There’s a great song about falling in love by Icelandic singer Bjork called “It’s Oh So Quiet”. Have you heard it? She sings about blowing a fuse for love – “You wanna laugh, you wanna cry, you cross your heart and hope to die. Til it’s over….”
The beginning of new love can be so starry-eyed and then old thoughts can often slither in like subconscious snakes: “It’s not going to last. He/she’s going to (fill in the blank with any bad experience from a previous relationship).” Or, “It never works out, I push everyone away.” After being betrayed by a guy in my twenties, I went into every relationship like a widow, believing it was going to end the same way.
Our past is all that we have as a reference point to dictate our emotions. Unknowingly, we can be continually reliving and recreating our past. There’s a human tendency to replay the traumas that have occurred in our lives. Layers of traumatic emotional experiences live within our energetic system and psyche, and influence our belief systems. We may find that we actually attract similar situations, so that we may relive these traumas again, until we decide to heal them.

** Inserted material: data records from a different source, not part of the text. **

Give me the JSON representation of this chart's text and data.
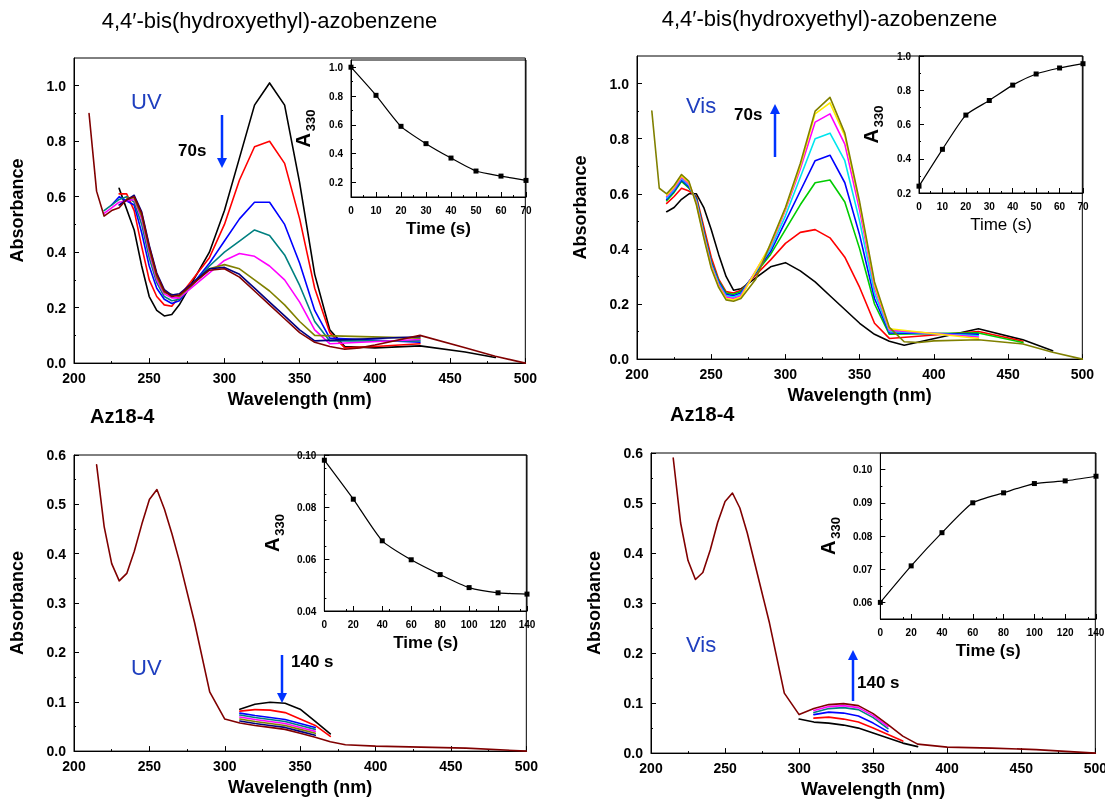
{
  "chart_data": [
    {
      "type": "line",
      "title": "4,4′-bis(hydroxyethyl)-azobenzene",
      "xlabel": "Wavelength (nm)",
      "ylabel": "Absorbance",
      "marker": "none",
      "annotations": [
        "UV",
        "70s"
      ],
      "x": [
        210,
        215,
        220,
        225,
        230,
        235,
        240,
        245,
        250,
        255,
        260,
        265,
        270,
        280,
        290,
        300,
        310,
        320,
        330,
        340,
        350,
        360,
        370,
        380,
        390,
        400,
        430,
        460,
        480,
        500
      ],
      "xlim": [
        200,
        500
      ],
      "xticks": [
        200,
        250,
        300,
        350,
        400,
        450,
        500
      ],
      "ylim": [
        0,
        1.1
      ],
      "yticks": [
        {
          "value": 0,
          "label": "0.0"
        },
        0.2,
        0.4,
        0.6,
        0.8,
        {
          "value": 1,
          "label": "1.0"
        }
      ],
      "series": [
        {
          "color": "#000000",
          "x": [
            230,
            240,
            245,
            250,
            255,
            260,
            265,
            270,
            290,
            300,
            310,
            320,
            330,
            340,
            350,
            360,
            370,
            380,
            400,
            430,
            460,
            480
          ],
          "values": [
            0.63,
            0.48,
            0.35,
            0.24,
            0.19,
            0.17,
            0.175,
            0.21,
            0.4,
            0.55,
            0.74,
            0.93,
            1.01,
            0.93,
            0.65,
            0.32,
            0.12,
            0.06,
            0.055,
            0.062,
            0.04,
            0.02
          ]
        },
        {
          "color": "#ff0000",
          "x": [
            230,
            235,
            240,
            245,
            250,
            255,
            260,
            265,
            290,
            300,
            310,
            320,
            330,
            340,
            350,
            360,
            370,
            380,
            400,
            430
          ],
          "values": [
            0.61,
            0.61,
            0.55,
            0.42,
            0.3,
            0.24,
            0.21,
            0.205,
            0.38,
            0.5,
            0.66,
            0.78,
            0.8,
            0.72,
            0.52,
            0.27,
            0.11,
            0.055,
            0.06,
            0.07
          ]
        },
        {
          "color": "#0000ff",
          "x": [
            225,
            230,
            240,
            245,
            250,
            255,
            260,
            265,
            270,
            290,
            300,
            310,
            320,
            330,
            340,
            350,
            360,
            370,
            430
          ],
          "values": [
            0.57,
            0.6,
            0.57,
            0.47,
            0.35,
            0.27,
            0.23,
            0.215,
            0.225,
            0.36,
            0.44,
            0.52,
            0.58,
            0.58,
            0.5,
            0.36,
            0.19,
            0.09,
            0.075
          ]
        },
        {
          "color": "#008080",
          "x": [
            220,
            230,
            235,
            240,
            245,
            250,
            255,
            260,
            265,
            270,
            290,
            300,
            310,
            320,
            330,
            340,
            350,
            360,
            370,
            430
          ],
          "values": [
            0.55,
            0.59,
            0.6,
            0.58,
            0.5,
            0.38,
            0.29,
            0.24,
            0.225,
            0.23,
            0.35,
            0.4,
            0.44,
            0.48,
            0.46,
            0.39,
            0.28,
            0.15,
            0.08,
            0.08
          ]
        },
        {
          "color": "#ff00ff",
          "x": [
            220,
            225,
            230,
            240,
            245,
            250,
            255,
            260,
            265,
            270,
            300,
            310,
            320,
            330,
            340,
            350,
            360,
            370,
            430
          ],
          "values": [
            0.54,
            0.56,
            0.58,
            0.59,
            0.52,
            0.4,
            0.3,
            0.25,
            0.235,
            0.235,
            0.37,
            0.395,
            0.385,
            0.35,
            0.3,
            0.22,
            0.12,
            0.07,
            0.085
          ]
        },
        {
          "color": "#808000",
          "x": [
            235,
            240,
            245,
            250,
            255,
            260,
            270,
            290,
            300,
            310,
            320,
            330,
            340,
            350,
            360,
            430
          ],
          "values": [
            0.595,
            0.595,
            0.53,
            0.41,
            0.31,
            0.255,
            0.24,
            0.34,
            0.355,
            0.34,
            0.3,
            0.26,
            0.21,
            0.15,
            0.1,
            0.09
          ]
        },
        {
          "color": "#000080",
          "x": [
            230,
            240,
            245,
            250,
            255,
            260,
            265,
            270,
            290,
            300,
            310,
            320,
            330,
            340,
            350,
            360,
            430
          ],
          "values": [
            0.57,
            0.605,
            0.545,
            0.425,
            0.325,
            0.265,
            0.245,
            0.25,
            0.34,
            0.345,
            0.32,
            0.27,
            0.22,
            0.17,
            0.12,
            0.08,
            0.095
          ]
        },
        {
          "color": "#800000",
          "values": [
            0.9,
            0.62,
            0.53,
            0.55,
            0.56,
            0.59,
            0.6,
            0.54,
            0.42,
            0.32,
            0.26,
            0.24,
            0.245,
            0.29,
            0.335,
            0.34,
            0.31,
            0.26,
            0.21,
            0.16,
            0.11,
            0.075,
            0.06,
            0.05,
            0.055,
            0.065,
            0.1,
            0.055,
            0.025,
            0
          ]
        }
      ]
    },
    {
      "type": "line",
      "xlabel": "Time (s)",
      "ylabel": "A$_{330}$",
      "marker": "square",
      "color": "#000000",
      "x": [
        0,
        10,
        20,
        30,
        40,
        50,
        60,
        70
      ],
      "values": [
        1.0,
        0.805,
        0.59,
        0.47,
        0.37,
        0.28,
        0.245,
        0.215
      ],
      "xlim": [
        0,
        70
      ],
      "xticks": [
        0,
        10,
        20,
        30,
        40,
        50,
        60,
        70
      ],
      "ylim": [
        0.1,
        1.05
      ],
      "yticks": [
        0.2,
        0.4,
        0.6,
        0.8,
        {
          "value": 1,
          "label": "1.0"
        }
      ]
    },
    {
      "type": "line",
      "title": "4,4′-bis(hydroxyethyl)-azobenzene",
      "xlabel": "Wavelength (nm)",
      "ylabel": "Absorbance",
      "marker": "none",
      "annotations": [
        "Vis",
        "70s"
      ],
      "x": [
        210,
        215,
        220,
        225,
        230,
        235,
        240,
        245,
        250,
        255,
        260,
        265,
        270,
        280,
        290,
        300,
        310,
        320,
        330,
        340,
        350,
        360,
        370,
        380,
        390,
        400,
        430,
        460,
        480,
        500
      ],
      "xlim": [
        200,
        500
      ],
      "xticks": [
        200,
        250,
        300,
        350,
        400,
        450,
        500
      ],
      "ylim": [
        0,
        1.1
      ],
      "yticks": [
        {
          "value": 0,
          "label": "0.0"
        },
        0.2,
        0.4,
        0.6,
        0.8,
        {
          "value": 1,
          "label": "1.0"
        }
      ],
      "series": [
        {
          "color": "#000000",
          "x": [
            220,
            225,
            230,
            235,
            240,
            245,
            250,
            255,
            260,
            265,
            270,
            290,
            300,
            310,
            320,
            330,
            340,
            350,
            360,
            370,
            380,
            430,
            460,
            480
          ],
          "values": [
            0.535,
            0.55,
            0.58,
            0.6,
            0.6,
            0.55,
            0.47,
            0.38,
            0.3,
            0.25,
            0.255,
            0.335,
            0.35,
            0.32,
            0.28,
            0.23,
            0.18,
            0.13,
            0.09,
            0.065,
            0.05,
            0.11,
            0.07,
            0.03
          ]
        },
        {
          "color": "#ff0000",
          "x": [
            220,
            225,
            230,
            235,
            240,
            245,
            250,
            255,
            260,
            265,
            270,
            290,
            300,
            310,
            320,
            330,
            340,
            350,
            360,
            370,
            430,
            460
          ],
          "values": [
            0.565,
            0.59,
            0.62,
            0.61,
            0.59,
            0.48,
            0.37,
            0.29,
            0.245,
            0.24,
            0.25,
            0.36,
            0.42,
            0.46,
            0.47,
            0.44,
            0.37,
            0.26,
            0.13,
            0.075,
            0.1,
            0.065
          ]
        },
        {
          "color": "#00cc00",
          "x": [
            220,
            225,
            230,
            235,
            240,
            245,
            250,
            255,
            260,
            265,
            270,
            290,
            300,
            310,
            320,
            330,
            340,
            350,
            360,
            370,
            430,
            460
          ],
          "values": [
            0.575,
            0.605,
            0.645,
            0.62,
            0.585,
            0.465,
            0.355,
            0.285,
            0.24,
            0.235,
            0.245,
            0.38,
            0.47,
            0.56,
            0.64,
            0.65,
            0.57,
            0.4,
            0.2,
            0.09,
            0.095,
            0.06
          ]
        },
        {
          "color": "#0000ff",
          "x": [
            220,
            225,
            230,
            235,
            240,
            245,
            250,
            255,
            260,
            265,
            270,
            290,
            300,
            310,
            320,
            330,
            340,
            350,
            360,
            370,
            430
          ],
          "values": [
            0.58,
            0.61,
            0.65,
            0.625,
            0.58,
            0.46,
            0.35,
            0.28,
            0.235,
            0.23,
            0.24,
            0.39,
            0.5,
            0.61,
            0.72,
            0.74,
            0.64,
            0.45,
            0.22,
            0.095,
            0.09
          ]
        },
        {
          "color": "#00e5ee",
          "x": [
            220,
            225,
            230,
            235,
            240,
            245,
            250,
            255,
            260,
            265,
            270,
            290,
            300,
            310,
            320,
            330,
            340,
            350,
            360,
            370,
            430
          ],
          "values": [
            0.585,
            0.615,
            0.655,
            0.63,
            0.575,
            0.455,
            0.345,
            0.275,
            0.23,
            0.225,
            0.235,
            0.4,
            0.52,
            0.66,
            0.8,
            0.82,
            0.72,
            0.5,
            0.24,
            0.1,
            0.085
          ]
        },
        {
          "color": "#ff00ff",
          "x": [
            220,
            225,
            230,
            235,
            240,
            245,
            250,
            255,
            260,
            265,
            270,
            290,
            300,
            310,
            320,
            330,
            340,
            350,
            360,
            370,
            430
          ],
          "values": [
            0.59,
            0.62,
            0.66,
            0.635,
            0.57,
            0.45,
            0.34,
            0.27,
            0.225,
            0.22,
            0.23,
            0.41,
            0.54,
            0.69,
            0.86,
            0.89,
            0.78,
            0.54,
            0.26,
            0.105,
            0.08
          ]
        },
        {
          "color": "#ffee00",
          "x": [
            220,
            225,
            230,
            235,
            240,
            245,
            250,
            255,
            260,
            265,
            270,
            290,
            300,
            310,
            320,
            330,
            340,
            350,
            360,
            370,
            430
          ],
          "values": [
            0.595,
            0.625,
            0.665,
            0.64,
            0.565,
            0.445,
            0.335,
            0.265,
            0.22,
            0.215,
            0.225,
            0.415,
            0.545,
            0.7,
            0.89,
            0.93,
            0.81,
            0.56,
            0.27,
            0.11,
            0.075
          ]
        },
        {
          "color": "#808000",
          "values": [
            0.9,
            0.62,
            0.6,
            0.63,
            0.67,
            0.645,
            0.56,
            0.44,
            0.33,
            0.26,
            0.215,
            0.21,
            0.22,
            0.29,
            0.42,
            0.55,
            0.71,
            0.9,
            0.95,
            0.82,
            0.57,
            0.28,
            0.115,
            0.063,
            0.06,
            0.066,
            0.07,
            0.055,
            0.025,
            0
          ]
        }
      ]
    },
    {
      "type": "line",
      "xlabel": "Time (s)",
      "ylabel": "A$_{330}$",
      "marker": "square",
      "color": "#000000",
      "x": [
        0,
        10,
        20,
        30,
        40,
        50,
        60,
        70
      ],
      "values": [
        0.24,
        0.455,
        0.655,
        0.74,
        0.83,
        0.895,
        0.93,
        0.955
      ],
      "xlim": [
        0,
        70
      ],
      "xticks": [
        0,
        10,
        20,
        30,
        40,
        50,
        60,
        70
      ],
      "ylim": [
        0.2,
        1.0
      ],
      "yticks": [
        0.2,
        0.4,
        0.6,
        0.8,
        {
          "value": 1,
          "label": "1.0"
        }
      ]
    },
    {
      "type": "line",
      "title": "Az18-4",
      "xlabel": "Wavelength (nm)",
      "ylabel": "Absorbance",
      "marker": "none",
      "annotations": [
        "UV",
        "140 s"
      ],
      "x": [
        215,
        220,
        225,
        230,
        235,
        240,
        245,
        250,
        255,
        260,
        265,
        270,
        280,
        290,
        300,
        310,
        320,
        330,
        340,
        350,
        360,
        370,
        380,
        400,
        430,
        460,
        500
      ],
      "xlim": [
        200,
        500
      ],
      "xticks": [
        200,
        250,
        300,
        350,
        400,
        450,
        500
      ],
      "ylim": [
        0,
        0.6
      ],
      "yticks": [
        {
          "value": 0,
          "label": "0.0"
        },
        0.1,
        0.2,
        0.3,
        0.4,
        0.5,
        0.6
      ],
      "series": [
        {
          "color": "#000000",
          "x": [
            310,
            320,
            330,
            340,
            350,
            360,
            370
          ],
          "values": [
            0.085,
            0.095,
            0.099,
            0.097,
            0.085,
            0.06,
            0.035
          ]
        },
        {
          "color": "#ff0000",
          "x": [
            310,
            320,
            330,
            340,
            350,
            360,
            370
          ],
          "values": [
            0.081,
            0.084,
            0.083,
            0.078,
            0.065,
            0.052,
            0.03
          ]
        },
        {
          "color": "#0000ff",
          "x": [
            310,
            320,
            330,
            340,
            350,
            360
          ],
          "values": [
            0.077,
            0.072,
            0.068,
            0.064,
            0.056,
            0.048
          ]
        },
        {
          "color": "#008080",
          "x": [
            310,
            320,
            330,
            340,
            350,
            360
          ],
          "values": [
            0.073,
            0.068,
            0.064,
            0.06,
            0.052,
            0.044
          ]
        },
        {
          "color": "#ff00ff",
          "x": [
            310,
            320,
            330,
            340,
            350,
            360
          ],
          "values": [
            0.069,
            0.064,
            0.06,
            0.056,
            0.048,
            0.04
          ]
        },
        {
          "color": "#808000",
          "x": [
            310,
            320,
            330,
            340,
            350,
            360
          ],
          "values": [
            0.065,
            0.06,
            0.056,
            0.052,
            0.044,
            0.036
          ]
        },
        {
          "color": "#000080",
          "x": [
            310,
            320,
            330,
            340,
            350,
            360
          ],
          "values": [
            0.061,
            0.056,
            0.052,
            0.048,
            0.04,
            0.032
          ]
        },
        {
          "color": "#800000",
          "values": [
            0.58,
            0.455,
            0.38,
            0.345,
            0.36,
            0.405,
            0.46,
            0.51,
            0.53,
            0.49,
            0.44,
            0.384,
            0.26,
            0.12,
            0.065,
            0.057,
            0.052,
            0.048,
            0.044,
            0.036,
            0.028,
            0.019,
            0.013,
            0.01,
            0.008,
            0.006,
            0
          ]
        }
      ]
    },
    {
      "type": "line",
      "xlabel": "Time (s)",
      "ylabel": "A$_{330}$",
      "marker": "square",
      "color": "#000000",
      "x": [
        0,
        20,
        40,
        60,
        80,
        100,
        120,
        140
      ],
      "values": [
        0.098,
        0.083,
        0.067,
        0.0597,
        0.054,
        0.049,
        0.047,
        0.0465
      ],
      "xlim": [
        0,
        140
      ],
      "xticks": [
        0,
        20,
        40,
        60,
        80,
        100,
        120,
        140
      ],
      "ylim": [
        0.04,
        0.1
      ],
      "yticks": [
        0.04,
        0.06,
        0.08,
        {
          "value": 0.1,
          "label": "0.10"
        }
      ]
    },
    {
      "type": "line",
      "title": "Az18-4",
      "xlabel": "Wavelength (nm)",
      "ylabel": "Absorbance",
      "marker": "none",
      "annotations": [
        "Vis",
        "140 s"
      ],
      "x": [
        215,
        220,
        225,
        230,
        235,
        240,
        245,
        250,
        255,
        260,
        265,
        270,
        280,
        290,
        300,
        310,
        320,
        330,
        340,
        350,
        360,
        370,
        380,
        400,
        430,
        460,
        500
      ],
      "xlim": [
        200,
        500
      ],
      "xticks": [
        200,
        250,
        300,
        350,
        400,
        450,
        500
      ],
      "ylim": [
        0,
        0.6
      ],
      "yticks": [
        {
          "value": 0,
          "label": "0.0"
        },
        0.1,
        0.2,
        0.3,
        0.4,
        0.5,
        0.6
      ],
      "series": [
        {
          "color": "#000000",
          "x": [
            300,
            310,
            320,
            330,
            340,
            350,
            360,
            370,
            380
          ],
          "values": [
            0.068,
            0.062,
            0.06,
            0.056,
            0.05,
            0.04,
            0.03,
            0.02,
            0.013
          ]
        },
        {
          "color": "#ff0000",
          "x": [
            310,
            320,
            330,
            340,
            350,
            360,
            370
          ],
          "values": [
            0.07,
            0.072,
            0.068,
            0.062,
            0.05,
            0.037,
            0.024
          ]
        },
        {
          "color": "#0000ff",
          "x": [
            310,
            320,
            330,
            340,
            350,
            360
          ],
          "values": [
            0.077,
            0.082,
            0.08,
            0.074,
            0.06,
            0.043
          ]
        },
        {
          "color": "#008080",
          "x": [
            310,
            320,
            330,
            340,
            350,
            360
          ],
          "values": [
            0.081,
            0.089,
            0.091,
            0.087,
            0.071,
            0.049
          ]
        },
        {
          "color": "#ff00ff",
          "x": [
            310,
            320,
            330,
            340,
            350,
            360
          ],
          "values": [
            0.085,
            0.093,
            0.095,
            0.091,
            0.075,
            0.053
          ]
        },
        {
          "color": "#800000",
          "values": [
            0.59,
            0.46,
            0.385,
            0.347,
            0.361,
            0.406,
            0.461,
            0.503,
            0.52,
            0.49,
            0.44,
            0.38,
            0.26,
            0.12,
            0.077,
            0.089,
            0.097,
            0.099,
            0.095,
            0.079,
            0.057,
            0.034,
            0.018,
            0.012,
            0.01,
            0.007,
            0
          ]
        }
      ]
    },
    {
      "type": "line",
      "xlabel": "Time (s)",
      "ylabel": "A$_{330}$",
      "marker": "square",
      "color": "#000000",
      "x": [
        0,
        20,
        40,
        60,
        80,
        100,
        120,
        140
      ],
      "values": [
        0.06,
        0.071,
        0.081,
        0.09,
        0.093,
        0.0958,
        0.0966,
        0.098
      ],
      "xlim": [
        0,
        140
      ],
      "xticks": [
        0,
        20,
        40,
        60,
        80,
        100,
        120,
        140
      ],
      "ylim": [
        0.055,
        0.105
      ],
      "yticks": [
        {
          "value": 0.06,
          "label": "0.06"
        },
        {
          "value": 0.07,
          "label": "0.07"
        },
        {
          "value": 0.08,
          "label": "0.08"
        },
        {
          "value": 0.09,
          "label": "0.09"
        },
        {
          "value": 0.1,
          "label": "0.10"
        }
      ]
    }
  ]
}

The brain produces chemicals called neuropeptides that are extremely powerful, and can be very addictive. Every time these cells are triggered, they split and multiply, and create new cells with neuropeptide receptors. This causes the brain to secrete more neuropeptides, which are absorbed by the cells in the body. When the same emotion is practiced over and over again, the nerve cells begin to have a long-term relationship with that emotion. For example, if someone gets anxious on a daily basis, it can change the brain chemistry so that person begins to crave anxiety. The neuro-receptors start expecting to be fed by these negative emotions and, eventually, the person will adopt anxiety as a core trait. A person can be just as addicted to emotions like anger, fear, depression, or sadness, as they can be addicted to alcohol, opioids, or cocaine. The cells in the body become addicted to a particular neuropeptide and literally call out to the brain to satisfy their craving. In this way, repetitive cycles of emotional addiction can be created and perpetuated. The more ‘negative’ neuropeptide receptors a cell has, the less ‘positive’ receptors it has room for.

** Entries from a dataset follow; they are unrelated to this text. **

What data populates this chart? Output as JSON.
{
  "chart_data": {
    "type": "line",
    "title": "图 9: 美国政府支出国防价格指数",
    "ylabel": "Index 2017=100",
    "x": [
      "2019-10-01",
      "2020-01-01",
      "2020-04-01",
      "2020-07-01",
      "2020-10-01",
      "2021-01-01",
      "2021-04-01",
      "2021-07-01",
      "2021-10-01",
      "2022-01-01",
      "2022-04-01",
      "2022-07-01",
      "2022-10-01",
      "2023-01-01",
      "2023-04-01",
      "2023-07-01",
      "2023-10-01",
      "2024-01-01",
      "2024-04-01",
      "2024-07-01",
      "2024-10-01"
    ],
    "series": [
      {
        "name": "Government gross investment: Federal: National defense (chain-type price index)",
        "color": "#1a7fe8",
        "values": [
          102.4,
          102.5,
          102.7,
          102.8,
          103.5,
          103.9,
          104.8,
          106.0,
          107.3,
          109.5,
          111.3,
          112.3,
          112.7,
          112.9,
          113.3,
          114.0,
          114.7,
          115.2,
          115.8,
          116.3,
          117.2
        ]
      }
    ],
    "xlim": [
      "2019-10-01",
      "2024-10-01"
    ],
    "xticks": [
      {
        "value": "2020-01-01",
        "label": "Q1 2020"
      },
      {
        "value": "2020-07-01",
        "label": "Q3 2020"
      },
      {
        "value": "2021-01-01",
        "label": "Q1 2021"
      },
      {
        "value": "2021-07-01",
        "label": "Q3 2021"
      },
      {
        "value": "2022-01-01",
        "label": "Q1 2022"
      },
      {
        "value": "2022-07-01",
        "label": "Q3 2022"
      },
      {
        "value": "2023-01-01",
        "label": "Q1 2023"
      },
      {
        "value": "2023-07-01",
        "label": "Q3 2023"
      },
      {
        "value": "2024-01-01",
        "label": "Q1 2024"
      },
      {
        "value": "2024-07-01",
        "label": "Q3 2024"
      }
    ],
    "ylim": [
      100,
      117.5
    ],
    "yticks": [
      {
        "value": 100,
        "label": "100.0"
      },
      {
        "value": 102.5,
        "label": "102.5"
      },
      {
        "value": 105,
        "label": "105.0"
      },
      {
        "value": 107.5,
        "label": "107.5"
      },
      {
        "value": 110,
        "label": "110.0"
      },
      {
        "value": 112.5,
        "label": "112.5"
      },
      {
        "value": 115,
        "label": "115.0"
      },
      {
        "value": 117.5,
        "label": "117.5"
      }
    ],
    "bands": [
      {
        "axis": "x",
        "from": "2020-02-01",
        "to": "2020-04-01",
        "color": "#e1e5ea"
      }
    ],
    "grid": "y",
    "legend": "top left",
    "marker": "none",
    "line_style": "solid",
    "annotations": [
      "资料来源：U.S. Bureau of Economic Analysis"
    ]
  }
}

To change our emotions we have to change our biochemistry. Everything is connected to the brain and spine. The way our brains are wired literally creates, and recreates our reality with every thought and emotion. The spine is considered a storehouse of life force, and different regions of the spine are thought to collect and accumulate various types of energy. Traumatic emotional patterns are recorded in our spine. Certain areas of our spine correspond with psychological and physical memories from before, during and after birth.
The Harmonyum Healing system reprograms both the brain and spine. It regenerates the nerve cells, and helps to heal imbalances in the nervous system. By releasing energetic knots in the spine, Harmonyum releases inner conflicts originating from the past, whether it was during early childhood, five years ago, or last month. Harmonyum acts as a key to unlock the doorway out of self-sabotaging patterns.

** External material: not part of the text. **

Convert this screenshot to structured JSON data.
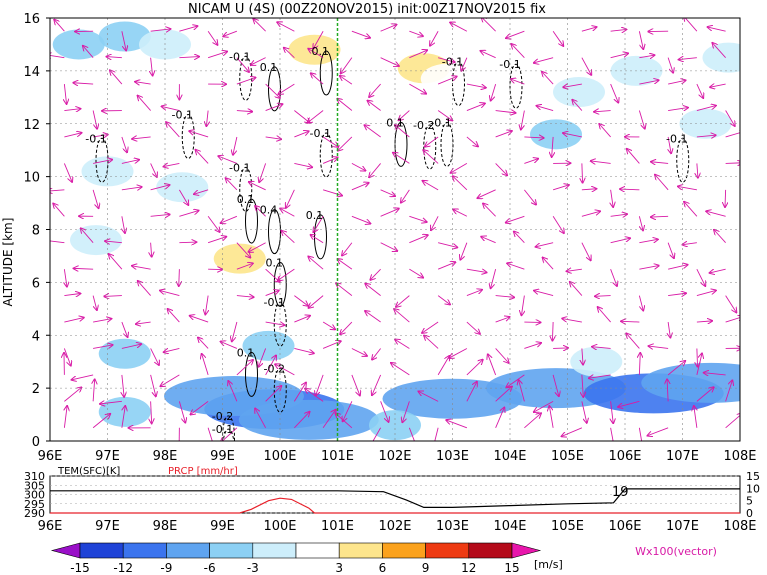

In order to transform limited emotional belief systems, we need to literally unwire the negative neural nets inthe brain. During a treatment, Harmonyum releases serotonin, dopamine, and oxytocin, known as the brain’s “feel good” neurotransmitters. Over time, these positive neurotransmitters create vast bundles of neurons relating to positive thoughts. Harmonyum taps into the body’s intelligence to heal and strengthen itself, and those old, familiar “doom and gloom” cravings gradually disappear. By rewiring the brain, it’s not only possible to rewrite a love story, it’s also a way to heal any kind of emotional trauma.